K
|
aliwiro
secara geografis merupakan daerah dataran menengah berupa
pegunungan/perbukitan. Vegetasi pertanian di daerah Kaliwiro cukup bervariasi
yang tumbuh pada areal persawahan berupa padi,
maupun ladang atau tegalan yang terdiri dari palawija berupa kopi,
cengkih, kapulaga, jagung, ketela pohon, ketela rambat, kakao dan lain
sebagainya, juga banyak tanaman kayu seperti mahoni, suren, albasia, sengon,
jati dan lain sebagainya. Di samping itu banyak petani yang menanam kelapa
dengan dua tujuan yaitu ada yang diambil kelapanya dan ada yang disadap (“dideres”)
untuk diambil nira/badignya sebagai bahan dasar pembuatan gula merah.

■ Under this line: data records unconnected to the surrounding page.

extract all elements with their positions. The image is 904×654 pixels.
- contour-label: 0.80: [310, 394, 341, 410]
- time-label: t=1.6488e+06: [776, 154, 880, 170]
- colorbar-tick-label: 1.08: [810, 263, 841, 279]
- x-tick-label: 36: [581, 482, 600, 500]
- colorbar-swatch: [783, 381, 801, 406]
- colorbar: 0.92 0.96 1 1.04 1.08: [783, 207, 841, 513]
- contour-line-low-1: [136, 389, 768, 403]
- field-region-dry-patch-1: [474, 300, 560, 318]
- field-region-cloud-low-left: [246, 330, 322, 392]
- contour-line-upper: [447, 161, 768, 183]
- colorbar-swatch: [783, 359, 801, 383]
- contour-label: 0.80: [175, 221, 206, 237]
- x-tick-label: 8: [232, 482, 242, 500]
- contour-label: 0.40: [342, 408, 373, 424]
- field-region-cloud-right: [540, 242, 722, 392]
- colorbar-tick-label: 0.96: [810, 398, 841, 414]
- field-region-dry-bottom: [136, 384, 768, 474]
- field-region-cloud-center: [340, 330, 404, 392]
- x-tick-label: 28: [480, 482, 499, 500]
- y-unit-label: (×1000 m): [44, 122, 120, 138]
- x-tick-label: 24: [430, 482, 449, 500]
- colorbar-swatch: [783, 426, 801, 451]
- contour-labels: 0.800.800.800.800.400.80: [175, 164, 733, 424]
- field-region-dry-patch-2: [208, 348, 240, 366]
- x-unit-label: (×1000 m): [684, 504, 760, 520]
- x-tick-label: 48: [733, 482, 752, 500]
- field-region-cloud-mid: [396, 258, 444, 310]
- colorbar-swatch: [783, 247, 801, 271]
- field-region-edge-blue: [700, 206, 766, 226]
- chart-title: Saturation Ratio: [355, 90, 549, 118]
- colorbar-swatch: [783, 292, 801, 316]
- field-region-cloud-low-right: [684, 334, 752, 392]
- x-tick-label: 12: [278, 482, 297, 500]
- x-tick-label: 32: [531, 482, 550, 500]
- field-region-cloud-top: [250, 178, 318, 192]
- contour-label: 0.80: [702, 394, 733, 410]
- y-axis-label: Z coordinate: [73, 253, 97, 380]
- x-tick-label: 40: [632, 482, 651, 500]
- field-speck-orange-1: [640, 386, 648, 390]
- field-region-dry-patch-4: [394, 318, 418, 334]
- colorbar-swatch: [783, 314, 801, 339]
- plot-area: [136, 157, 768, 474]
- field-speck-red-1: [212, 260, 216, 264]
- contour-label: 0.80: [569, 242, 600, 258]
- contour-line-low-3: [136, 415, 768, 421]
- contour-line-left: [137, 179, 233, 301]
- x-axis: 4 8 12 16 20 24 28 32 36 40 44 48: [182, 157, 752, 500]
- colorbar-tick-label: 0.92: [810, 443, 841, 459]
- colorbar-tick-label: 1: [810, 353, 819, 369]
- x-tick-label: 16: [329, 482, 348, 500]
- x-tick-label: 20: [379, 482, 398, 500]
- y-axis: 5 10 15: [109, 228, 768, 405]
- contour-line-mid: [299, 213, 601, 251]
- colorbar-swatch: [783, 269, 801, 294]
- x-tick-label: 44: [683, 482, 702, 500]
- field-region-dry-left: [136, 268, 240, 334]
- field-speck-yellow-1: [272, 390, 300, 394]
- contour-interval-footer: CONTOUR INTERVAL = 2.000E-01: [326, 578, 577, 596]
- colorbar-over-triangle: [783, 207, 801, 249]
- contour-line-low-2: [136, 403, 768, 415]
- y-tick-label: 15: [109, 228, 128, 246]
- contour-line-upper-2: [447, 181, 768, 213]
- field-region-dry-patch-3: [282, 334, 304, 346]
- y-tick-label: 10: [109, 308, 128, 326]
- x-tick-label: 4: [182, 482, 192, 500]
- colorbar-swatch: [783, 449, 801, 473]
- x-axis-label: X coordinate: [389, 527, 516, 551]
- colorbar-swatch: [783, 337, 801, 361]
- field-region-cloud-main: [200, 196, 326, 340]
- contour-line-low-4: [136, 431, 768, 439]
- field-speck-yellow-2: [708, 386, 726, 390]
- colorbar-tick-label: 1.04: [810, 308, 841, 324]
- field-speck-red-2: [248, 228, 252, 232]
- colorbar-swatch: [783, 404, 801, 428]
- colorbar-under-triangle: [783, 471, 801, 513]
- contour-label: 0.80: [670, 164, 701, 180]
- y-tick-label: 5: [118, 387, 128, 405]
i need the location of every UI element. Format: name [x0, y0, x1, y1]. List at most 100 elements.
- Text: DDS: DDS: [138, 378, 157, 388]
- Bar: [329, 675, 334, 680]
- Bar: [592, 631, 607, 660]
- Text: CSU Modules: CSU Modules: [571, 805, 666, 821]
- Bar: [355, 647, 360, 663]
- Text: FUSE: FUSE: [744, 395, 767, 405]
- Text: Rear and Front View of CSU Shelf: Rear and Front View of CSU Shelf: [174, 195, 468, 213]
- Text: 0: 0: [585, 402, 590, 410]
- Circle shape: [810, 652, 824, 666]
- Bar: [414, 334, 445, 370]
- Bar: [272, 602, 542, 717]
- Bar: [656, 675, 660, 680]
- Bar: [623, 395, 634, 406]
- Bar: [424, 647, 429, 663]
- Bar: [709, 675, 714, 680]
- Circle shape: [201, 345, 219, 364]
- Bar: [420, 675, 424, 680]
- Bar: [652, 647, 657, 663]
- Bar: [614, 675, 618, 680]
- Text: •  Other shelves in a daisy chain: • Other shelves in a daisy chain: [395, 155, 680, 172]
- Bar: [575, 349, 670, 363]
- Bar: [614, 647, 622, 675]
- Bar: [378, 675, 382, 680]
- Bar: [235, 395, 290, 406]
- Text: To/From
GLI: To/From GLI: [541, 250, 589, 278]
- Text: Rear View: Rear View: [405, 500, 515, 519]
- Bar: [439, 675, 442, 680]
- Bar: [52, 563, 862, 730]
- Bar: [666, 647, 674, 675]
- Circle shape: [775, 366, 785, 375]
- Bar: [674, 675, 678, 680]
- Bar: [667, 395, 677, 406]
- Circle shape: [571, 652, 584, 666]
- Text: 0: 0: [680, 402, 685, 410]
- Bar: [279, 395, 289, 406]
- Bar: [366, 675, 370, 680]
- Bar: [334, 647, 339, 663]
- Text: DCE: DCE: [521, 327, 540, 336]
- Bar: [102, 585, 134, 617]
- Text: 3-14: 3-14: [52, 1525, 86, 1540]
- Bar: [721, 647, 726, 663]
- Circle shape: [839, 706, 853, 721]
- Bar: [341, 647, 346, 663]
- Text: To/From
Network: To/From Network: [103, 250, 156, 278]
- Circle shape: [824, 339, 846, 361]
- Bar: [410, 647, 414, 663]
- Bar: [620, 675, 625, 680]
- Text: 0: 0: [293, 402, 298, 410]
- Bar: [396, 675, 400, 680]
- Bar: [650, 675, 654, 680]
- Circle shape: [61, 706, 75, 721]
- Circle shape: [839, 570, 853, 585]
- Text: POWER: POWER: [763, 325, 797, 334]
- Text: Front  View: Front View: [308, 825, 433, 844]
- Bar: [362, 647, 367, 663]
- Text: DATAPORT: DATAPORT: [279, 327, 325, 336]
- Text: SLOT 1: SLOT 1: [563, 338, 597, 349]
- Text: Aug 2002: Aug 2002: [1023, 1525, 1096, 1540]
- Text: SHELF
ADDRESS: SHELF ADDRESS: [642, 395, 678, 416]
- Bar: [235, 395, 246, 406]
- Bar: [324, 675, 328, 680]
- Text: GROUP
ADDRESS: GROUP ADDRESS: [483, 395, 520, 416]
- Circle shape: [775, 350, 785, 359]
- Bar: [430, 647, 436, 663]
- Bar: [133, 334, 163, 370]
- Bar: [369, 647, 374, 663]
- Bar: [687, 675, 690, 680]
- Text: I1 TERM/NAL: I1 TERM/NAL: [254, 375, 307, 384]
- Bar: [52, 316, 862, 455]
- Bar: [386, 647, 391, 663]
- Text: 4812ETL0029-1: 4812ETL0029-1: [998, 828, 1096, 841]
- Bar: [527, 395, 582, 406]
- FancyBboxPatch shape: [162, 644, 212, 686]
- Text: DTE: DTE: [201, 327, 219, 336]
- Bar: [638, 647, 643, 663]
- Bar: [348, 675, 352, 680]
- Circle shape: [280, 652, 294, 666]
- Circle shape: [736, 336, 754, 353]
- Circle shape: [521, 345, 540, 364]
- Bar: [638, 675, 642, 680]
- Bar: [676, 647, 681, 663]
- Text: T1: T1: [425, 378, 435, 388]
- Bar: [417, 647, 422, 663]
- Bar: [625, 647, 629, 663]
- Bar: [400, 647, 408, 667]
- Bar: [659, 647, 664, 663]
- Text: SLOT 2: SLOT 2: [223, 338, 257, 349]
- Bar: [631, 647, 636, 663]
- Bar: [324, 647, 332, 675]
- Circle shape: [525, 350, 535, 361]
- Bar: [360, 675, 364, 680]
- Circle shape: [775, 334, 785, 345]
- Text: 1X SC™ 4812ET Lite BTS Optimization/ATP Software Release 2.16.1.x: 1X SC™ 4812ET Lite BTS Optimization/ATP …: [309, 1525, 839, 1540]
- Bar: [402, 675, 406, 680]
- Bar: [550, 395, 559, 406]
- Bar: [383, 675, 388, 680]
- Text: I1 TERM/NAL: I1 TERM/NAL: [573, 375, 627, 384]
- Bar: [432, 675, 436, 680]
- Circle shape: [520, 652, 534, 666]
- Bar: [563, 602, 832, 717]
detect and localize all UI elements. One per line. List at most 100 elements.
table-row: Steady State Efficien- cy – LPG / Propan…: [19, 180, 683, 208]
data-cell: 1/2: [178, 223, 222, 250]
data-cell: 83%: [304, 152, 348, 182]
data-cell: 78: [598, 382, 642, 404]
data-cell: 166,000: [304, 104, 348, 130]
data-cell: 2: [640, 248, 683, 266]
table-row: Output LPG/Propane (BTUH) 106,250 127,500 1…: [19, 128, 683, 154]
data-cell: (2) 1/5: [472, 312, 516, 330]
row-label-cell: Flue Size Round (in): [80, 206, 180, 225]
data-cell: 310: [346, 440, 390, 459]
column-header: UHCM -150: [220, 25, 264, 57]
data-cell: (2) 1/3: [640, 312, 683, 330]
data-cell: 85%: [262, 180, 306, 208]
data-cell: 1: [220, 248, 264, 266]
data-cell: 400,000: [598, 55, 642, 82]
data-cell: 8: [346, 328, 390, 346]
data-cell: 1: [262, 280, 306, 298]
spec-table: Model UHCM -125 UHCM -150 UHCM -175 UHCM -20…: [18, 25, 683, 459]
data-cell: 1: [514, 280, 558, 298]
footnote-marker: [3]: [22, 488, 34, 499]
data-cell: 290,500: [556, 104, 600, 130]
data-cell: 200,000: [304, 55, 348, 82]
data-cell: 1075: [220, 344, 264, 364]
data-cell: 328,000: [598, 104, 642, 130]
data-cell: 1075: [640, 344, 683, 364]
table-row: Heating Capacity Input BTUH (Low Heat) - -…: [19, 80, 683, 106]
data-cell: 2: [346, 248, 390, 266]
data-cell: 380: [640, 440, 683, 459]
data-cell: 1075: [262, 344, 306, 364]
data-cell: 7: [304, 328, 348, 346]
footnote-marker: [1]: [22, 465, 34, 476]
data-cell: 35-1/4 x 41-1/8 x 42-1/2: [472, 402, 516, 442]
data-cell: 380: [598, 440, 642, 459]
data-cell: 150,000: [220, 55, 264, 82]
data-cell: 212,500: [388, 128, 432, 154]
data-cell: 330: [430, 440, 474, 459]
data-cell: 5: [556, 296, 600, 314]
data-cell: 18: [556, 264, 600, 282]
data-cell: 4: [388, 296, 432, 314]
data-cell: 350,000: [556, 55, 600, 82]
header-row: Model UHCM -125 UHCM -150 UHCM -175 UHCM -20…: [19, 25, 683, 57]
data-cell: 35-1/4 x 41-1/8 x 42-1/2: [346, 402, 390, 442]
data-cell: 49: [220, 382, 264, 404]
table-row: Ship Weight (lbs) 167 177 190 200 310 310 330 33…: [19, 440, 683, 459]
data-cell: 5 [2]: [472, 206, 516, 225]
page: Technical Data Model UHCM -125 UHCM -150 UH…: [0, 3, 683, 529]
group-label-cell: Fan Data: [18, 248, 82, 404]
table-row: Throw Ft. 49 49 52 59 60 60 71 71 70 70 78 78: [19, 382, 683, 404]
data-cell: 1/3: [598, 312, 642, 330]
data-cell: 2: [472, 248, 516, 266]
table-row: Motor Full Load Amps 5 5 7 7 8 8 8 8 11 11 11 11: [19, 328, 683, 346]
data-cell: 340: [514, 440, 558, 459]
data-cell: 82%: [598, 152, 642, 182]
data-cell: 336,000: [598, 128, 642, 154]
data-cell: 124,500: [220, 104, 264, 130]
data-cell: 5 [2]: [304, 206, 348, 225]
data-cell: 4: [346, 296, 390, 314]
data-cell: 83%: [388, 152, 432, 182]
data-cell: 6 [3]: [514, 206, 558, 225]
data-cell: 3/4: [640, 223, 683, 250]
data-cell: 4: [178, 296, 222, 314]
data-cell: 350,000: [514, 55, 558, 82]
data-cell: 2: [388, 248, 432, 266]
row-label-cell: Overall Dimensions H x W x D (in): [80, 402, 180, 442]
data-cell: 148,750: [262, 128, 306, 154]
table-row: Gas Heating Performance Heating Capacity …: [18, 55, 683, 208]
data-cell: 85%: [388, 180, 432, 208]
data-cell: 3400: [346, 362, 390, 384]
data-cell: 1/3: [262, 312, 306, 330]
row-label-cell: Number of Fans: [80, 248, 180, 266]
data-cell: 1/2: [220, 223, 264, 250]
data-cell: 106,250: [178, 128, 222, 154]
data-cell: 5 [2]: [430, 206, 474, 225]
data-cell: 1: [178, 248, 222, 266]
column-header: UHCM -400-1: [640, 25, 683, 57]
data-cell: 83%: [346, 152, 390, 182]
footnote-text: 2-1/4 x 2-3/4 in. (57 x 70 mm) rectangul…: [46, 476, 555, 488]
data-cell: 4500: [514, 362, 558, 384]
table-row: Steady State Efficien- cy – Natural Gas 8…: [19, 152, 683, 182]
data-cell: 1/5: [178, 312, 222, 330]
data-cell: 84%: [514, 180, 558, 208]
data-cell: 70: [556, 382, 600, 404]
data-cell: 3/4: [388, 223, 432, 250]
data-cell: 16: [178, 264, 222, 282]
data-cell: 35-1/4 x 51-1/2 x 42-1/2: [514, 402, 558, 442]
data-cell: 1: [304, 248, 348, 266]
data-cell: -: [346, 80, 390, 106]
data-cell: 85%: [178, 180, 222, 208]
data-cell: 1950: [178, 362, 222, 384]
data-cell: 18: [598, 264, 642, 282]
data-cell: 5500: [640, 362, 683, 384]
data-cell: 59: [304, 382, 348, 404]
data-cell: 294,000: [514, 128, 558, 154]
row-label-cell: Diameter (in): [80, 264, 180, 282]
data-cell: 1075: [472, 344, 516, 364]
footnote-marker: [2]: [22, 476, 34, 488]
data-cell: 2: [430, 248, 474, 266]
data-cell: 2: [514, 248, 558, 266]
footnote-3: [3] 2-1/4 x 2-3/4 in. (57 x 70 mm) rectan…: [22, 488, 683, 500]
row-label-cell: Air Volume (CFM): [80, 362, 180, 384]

Mengingat daerahnya merupakan dataran menengah, maka pohon
kelapa masih dapat berbuah dengan baik sehingga dalam waktu kurang lebih satu
bulan sekali petani dapat memanen buah kelapa, di sisi lain bahkan banyak
petani yang mengusahakan kelapa ini untuk disadap (“dideres”) guna mengambil
nira/badig dari pohon kelapa tersebut. Dari kegiatan ini maka para petani
penyadap mendapatkan hasil harian berupa gula merah yang dapat dijual
sewaktu-waktu kepada para pedagang atau langsung ke pasar.
Proses pembuatan gula merah :
1.
Mula-mula
nira/badig di letakkan di wajan dengan disaring, kemudian dipanaskan (biasanya
menggunakan tungku dan bahan bakarnya berupa kayu bakar).
2.
Dari
tersebut akan mengeluarkan buih yang lama kelamaan akan semakin banyak. Setelah
cukup panas maka buih tersebut pada bagian tengah akan terbuka (“bedah”).
3.
Pada
tahapan berikutnya terjadi letupan gelembung-gelembung pada nira yang sudah
agak kental (tidak encer lagi), jika dibiarkan gelembung-gelembung nira ini
akan tumpah. Ini sering namai oleh masyarakat kaliwiro “mumbul”. Pada tahapan
ini agar nira tidak tumpah dari wajan maka biasanya diberi parudan kelapa
(“ipah”), sehingga nira yang mau tumpah akan surut kembali.
Setelah “mumbul” maka
tinggal menunggu sampai nira/badig di dalam wajan cukup kental (tua). Setelah
tua maka api dimatikan dan ditunggu sampai benar-benar kental dan selanjutnya baru dicetak umumnya di
kaliwiro menggunakan lingkaran dari bambu (“blengker”) dan ditunggu sampai
kering selanjutnya siap dikemas setelah dingin dan bisa dipasarkan.